2010-11-12 21:21:00

by Sylvain GENEVES

[permalink] [raw]
Subject: Oprofile bug ?

Hello,

I'm encountering unexpected behaviour with OProfile when the profiled
system is under heavy load : "BUG: unable to handle kernel paging request
at 0000000000004cc3" (full console message is attached).

I'm using a linux kernel 2.6.32 and both OProfile 0.9.6 from Debian
repositories and OProfile 0.9.7 from CVS on Intel Xeon E5440 harpertown.
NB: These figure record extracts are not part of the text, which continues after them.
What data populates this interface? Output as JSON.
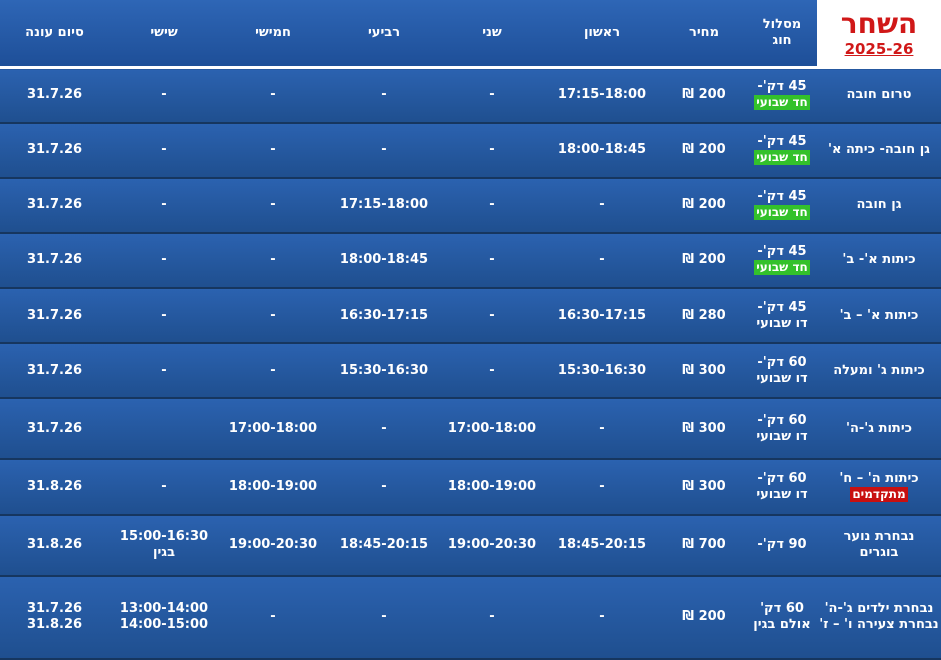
{
  "brand": {
    "title": "השחר",
    "season": "2025-26"
  },
  "headers": {
    "track": [
      "מסלול",
      "חוג"
    ],
    "price": "מחיר",
    "sun": "ראשון",
    "mon": "שני",
    "wed": "רביעי",
    "thu": "חמישי",
    "fri": "שישי",
    "end": "סיום עונה"
  },
  "rows": [
    {
      "class": [
        "טרום חובה"
      ],
      "duration": "45 דק'-",
      "tag": "חד שבועי",
      "tag_color": "green",
      "price": "200 ₪",
      "sun": [
        "17:15-18:00"
      ],
      "mon": [
        "-"
      ],
      "wed": [
        "-"
      ],
      "thu": [
        "-"
      ],
      "fri": [
        "-"
      ],
      "end": [
        "31.7.26"
      ]
    },
    {
      "class": [
        "גן חובה- כיתה א'"
      ],
      "duration": "45 דק'-",
      "tag": "חד שבועי",
      "tag_color": "green",
      "price": "200 ₪",
      "sun": [
        "18:00-18:45"
      ],
      "mon": [
        "-"
      ],
      "wed": [
        "-"
      ],
      "thu": [
        "-"
      ],
      "fri": [
        "-"
      ],
      "end": [
        "31.7.26"
      ]
    },
    {
      "class": [
        "גן חובה"
      ],
      "duration": "45 דק'-",
      "tag": "חד שבועי",
      "tag_color": "green",
      "price": "200 ₪",
      "sun": [
        "-"
      ],
      "mon": [
        "-"
      ],
      "wed": [
        "17:15-18:00"
      ],
      "thu": [
        "-"
      ],
      "fri": [
        "-"
      ],
      "end": [
        "31.7.26"
      ]
    },
    {
      "class": [
        "כיתות א'- ב'"
      ],
      "duration": "45 דק'-",
      "tag": "חד שבועי",
      "tag_color": "green",
      "price": "200 ₪",
      "sun": [
        "-"
      ],
      "mon": [
        "-"
      ],
      "wed": [
        "18:00-18:45"
      ],
      "thu": [
        "-"
      ],
      "fri": [
        "-"
      ],
      "end": [
        "31.7.26"
      ]
    },
    {
      "class": [
        "כיתות א' – ב'"
      ],
      "duration": "45 דק'-",
      "duration2": "דו שבועי",
      "price": "280 ₪",
      "sun": [
        "16:30-17:15"
      ],
      "mon": [
        "-"
      ],
      "wed": [
        "16:30-17:15"
      ],
      "thu": [
        "-"
      ],
      "fri": [
        "-"
      ],
      "end": [
        "31.7.26"
      ]
    },
    {
      "class": [
        "כיתות ג' ומעלה"
      ],
      "duration": "60 דק'-",
      "duration2": "דו שבועי",
      "price": "300 ₪",
      "sun": [
        "15:30-16:30"
      ],
      "mon": [
        "-"
      ],
      "wed": [
        "15:30-16:30"
      ],
      "thu": [
        "-"
      ],
      "fri": [
        "-"
      ],
      "end": [
        "31.7.26"
      ]
    },
    {
      "class": [
        "כיתות ג'-ה'"
      ],
      "duration": "60 דק'-",
      "duration2": "דו שבועי",
      "price": "300 ₪",
      "sun": [
        "-"
      ],
      "mon": [
        "17:00-18:00"
      ],
      "wed": [
        "-"
      ],
      "thu": [
        "17:00-18:00"
      ],
      "fri": [
        ""
      ],
      "end": [
        "31.7.26"
      ]
    },
    {
      "class": [
        "כיתות ה' – ח'"
      ],
      "class_tag": "מתקדמים",
      "duration": "60 דק'-",
      "duration2": "דו שבועי",
      "price": "300 ₪",
      "sun": [
        "-"
      ],
      "mon": [
        "18:00-19:00"
      ],
      "wed": [
        "-"
      ],
      "thu": [
        "18:00-19:00"
      ],
      "fri": [
        "-"
      ],
      "end": [
        "31.8.26"
      ]
    },
    {
      "class": [
        "נבחרת נוער",
        "בוגרים"
      ],
      "duration": "90 דק'-",
      "price": "700 ₪",
      "sun": [
        "18:45-20:15"
      ],
      "mon": [
        "19:00-20:30"
      ],
      "wed": [
        "18:45-20:15"
      ],
      "thu": [
        "19:00-20:30"
      ],
      "fri": [
        "15:00-16:30",
        "בגין"
      ],
      "end": [
        "31.8.26"
      ]
    },
    {
      "class": [
        "נבחרת ילדים ג'-ה'",
        "נבחרת צעירה ו' – ז'"
      ],
      "duration": "60 דק'",
      "duration2": "אולם בגין",
      "price": "200 ₪",
      "sun": [
        "-"
      ],
      "mon": [
        "-"
      ],
      "wed": [
        "-"
      ],
      "thu": [
        "-"
      ],
      "fri": [
        "13:00-14:00",
        "14:00-15:00"
      ],
      "end": [
        "31.7.26",
        "31.8.26"
      ]
    }
  ]
}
It happens when I profile a webserver under heavy load, with some cores
disabled, and with the following event :
--event=CPU_CLK_UNHALTED:1600000000000

I also use the --separate=all --callgraph=3 and my kernel has debug
symbols and frame pointers enabled.

Anyone has any idea on what is happening ?
Thanks,
Regards,
Sylvain


Attachments:
oprofile_bug_stacktrace (8.54 kB)

2010-11-12 21:45:32

by Frank Ch. Eigler

[permalink] [raw]
Subject: Re: Oprofile bug ?

"Sylvain GENEVES" <[email protected]> writes:

> [...]
> I'm encountering unexpected behaviour with OProfile when the profiled
> system is under heavy load : "BUG: unable to handle kernel paging request
> at 0000000000004cc3" (full console message is attached).
> [...]
> Anyone has any idea on what is happening ?
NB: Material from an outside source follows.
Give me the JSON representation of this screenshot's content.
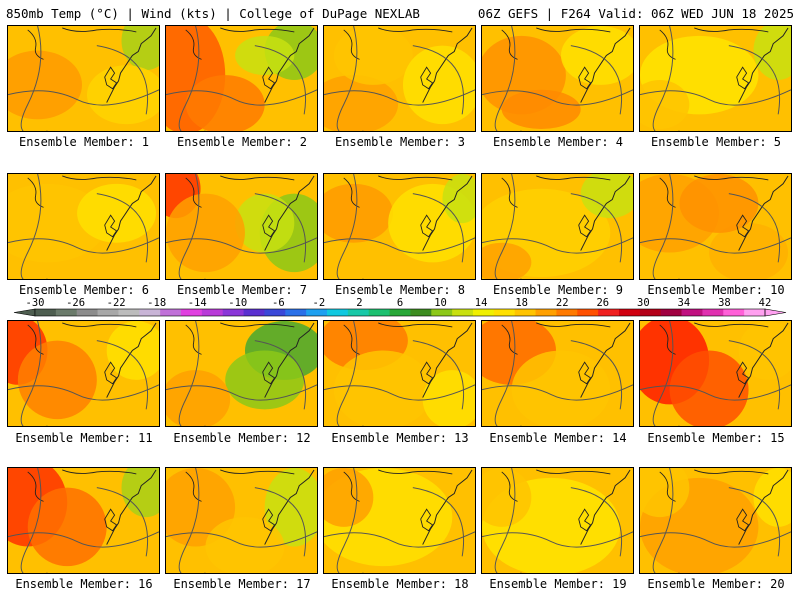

Just glancing at that oops & my local random kernel build, it appears
as though this part of arch/x86/kernel/time.c:profile_pc is failing:

unsigned long profile_pc(struct pt_regs *regs)
{
unsigned long pc = instruction_pointer(regs);

if (!user_mode_vm(regs) && in_lock_functions(pc)) {
#ifdef CONFIG_FRAME_POINTER
return *(unsigned long *)(regs->bp + sizeof(long));
#else
^^^^^^^^^^^^^^^^^^
[...]

regs->bp must have been 0x4cbb, which this code turns into an
unchecked dereferences at 0x4cbb+8 = 0x4cc3. I don't have a theory
as to why regs->bp should have that value in it, but the kernel
should probably use probe_kernel_read() or somesuch to validate the
value before dereferencing it.

- FChE

2010-11-13 16:18:26

by Peter Zijlstra

[permalink] [raw]
Subject: Re: Oprofile bug ?

On Fri, 2010-11-12 at 22:11 +0100, Sylvain GENEVES wrote:
> Anyone has any idea on what is happening ?

Yeah, the oprofile code is terminally broken, it uses
__copy_from_user_inatomic() from NMI context.